The cash from that deal could be used to backstop the purchase of the MI shares he doesn't own, which were worth $549.5-million at the $13 takeout price.
Over the past five years, however, Mr. Stronach has shelved several deals involving MI and MEC amid virulent opposition from minority shareholders.
Much of the shareholder outrage stemmed from the constant flow of money from the real estate company to MEC, in which MI held a 60-per-cent stake. The racetrack company tumbled into Chapter 11 bankruptcy protection in the U.S. in March, 2009.
The shareholder opposition has included lawsuits, Ontario Securities Commission challenges, the torpedoing of more than one attempt to take MEC private and a leading member of that opposition taking the podium at an MI annual meeting and comparing Mr. Stronach to Cuban dictator Fidel Castro.
That was David Einhorn, founder of New York hedge fund Greenlight Capital Inc., which predicted in March, 2008, that MI was ripe for a privatization bid by Mr. Stronach when its shares fell to $21.55.

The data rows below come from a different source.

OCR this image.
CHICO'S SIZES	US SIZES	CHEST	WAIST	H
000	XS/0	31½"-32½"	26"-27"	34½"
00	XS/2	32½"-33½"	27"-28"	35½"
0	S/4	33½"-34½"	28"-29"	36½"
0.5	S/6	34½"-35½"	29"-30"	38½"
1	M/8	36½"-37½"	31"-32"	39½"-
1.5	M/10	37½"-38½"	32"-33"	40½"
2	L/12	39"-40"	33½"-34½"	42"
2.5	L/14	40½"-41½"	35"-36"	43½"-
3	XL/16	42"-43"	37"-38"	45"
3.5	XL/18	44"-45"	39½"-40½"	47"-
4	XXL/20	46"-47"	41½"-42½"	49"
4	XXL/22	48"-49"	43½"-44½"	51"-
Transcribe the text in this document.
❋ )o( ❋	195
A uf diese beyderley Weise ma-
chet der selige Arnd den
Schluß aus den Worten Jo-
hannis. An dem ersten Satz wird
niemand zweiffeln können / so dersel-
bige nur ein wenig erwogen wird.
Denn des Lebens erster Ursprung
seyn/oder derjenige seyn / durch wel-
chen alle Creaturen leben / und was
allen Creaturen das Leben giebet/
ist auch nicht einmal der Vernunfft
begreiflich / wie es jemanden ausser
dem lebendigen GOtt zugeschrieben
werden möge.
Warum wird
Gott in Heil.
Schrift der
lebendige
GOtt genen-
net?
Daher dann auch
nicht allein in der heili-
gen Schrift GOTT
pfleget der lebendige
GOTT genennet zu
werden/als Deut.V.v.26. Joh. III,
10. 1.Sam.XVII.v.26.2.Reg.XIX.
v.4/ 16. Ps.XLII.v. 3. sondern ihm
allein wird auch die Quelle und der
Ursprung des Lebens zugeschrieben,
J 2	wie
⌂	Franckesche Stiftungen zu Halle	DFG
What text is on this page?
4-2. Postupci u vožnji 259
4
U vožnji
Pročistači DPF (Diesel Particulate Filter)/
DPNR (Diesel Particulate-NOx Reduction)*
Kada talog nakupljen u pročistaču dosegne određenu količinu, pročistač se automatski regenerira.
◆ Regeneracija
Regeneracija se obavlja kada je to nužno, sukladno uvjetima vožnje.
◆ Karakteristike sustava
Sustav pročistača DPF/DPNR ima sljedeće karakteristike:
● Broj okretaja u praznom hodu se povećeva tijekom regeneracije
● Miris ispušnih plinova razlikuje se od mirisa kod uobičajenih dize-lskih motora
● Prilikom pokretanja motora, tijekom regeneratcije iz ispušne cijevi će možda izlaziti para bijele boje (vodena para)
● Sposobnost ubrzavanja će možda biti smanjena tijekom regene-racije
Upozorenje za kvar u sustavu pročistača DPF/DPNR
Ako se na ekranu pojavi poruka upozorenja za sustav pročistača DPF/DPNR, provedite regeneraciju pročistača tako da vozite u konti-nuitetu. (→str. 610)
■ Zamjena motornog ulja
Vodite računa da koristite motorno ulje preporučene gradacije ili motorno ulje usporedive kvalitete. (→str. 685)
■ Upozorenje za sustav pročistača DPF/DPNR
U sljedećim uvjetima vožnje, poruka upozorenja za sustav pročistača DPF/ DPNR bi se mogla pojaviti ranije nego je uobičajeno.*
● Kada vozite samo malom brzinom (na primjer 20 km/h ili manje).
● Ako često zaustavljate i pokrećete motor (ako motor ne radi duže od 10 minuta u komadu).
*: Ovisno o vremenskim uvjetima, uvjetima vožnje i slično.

The world has changed dramatically since then, including the Chapter 11 filing by MEC, but MI picked up several of MEC's racetracks.
Mr. Stronach's vision for the future of the horse racing industry is to replicate at some of those tracks what he has done at Gulfstream Park near Miami, which is to turn the facility into a destination.
That involved spending several hundred million dollars creating a retail and entertainment complex financed mainly by loans from MI. Those loans contributed to the $500-million plus in debt that eventually forced MEC into Chapter 11.
MI said as recently as its second-quarter financial report this summer that it was working on a forbearance agreement that would govern how it handles investments in the racetrack properties it picked up from MEC, which includes Santa Anita Park near Los Angeles. It has not announced any details of that plan.
But going private would allow Mr. Stronach to invest in the racetrack properties without facing criticism and court challenges from minority shareholders. He would also face no minority shareholder opposition if MI were to purchase the Magna Racino in Vienna, which Mr. Stronach bought personally when MEC went into Chapter 11.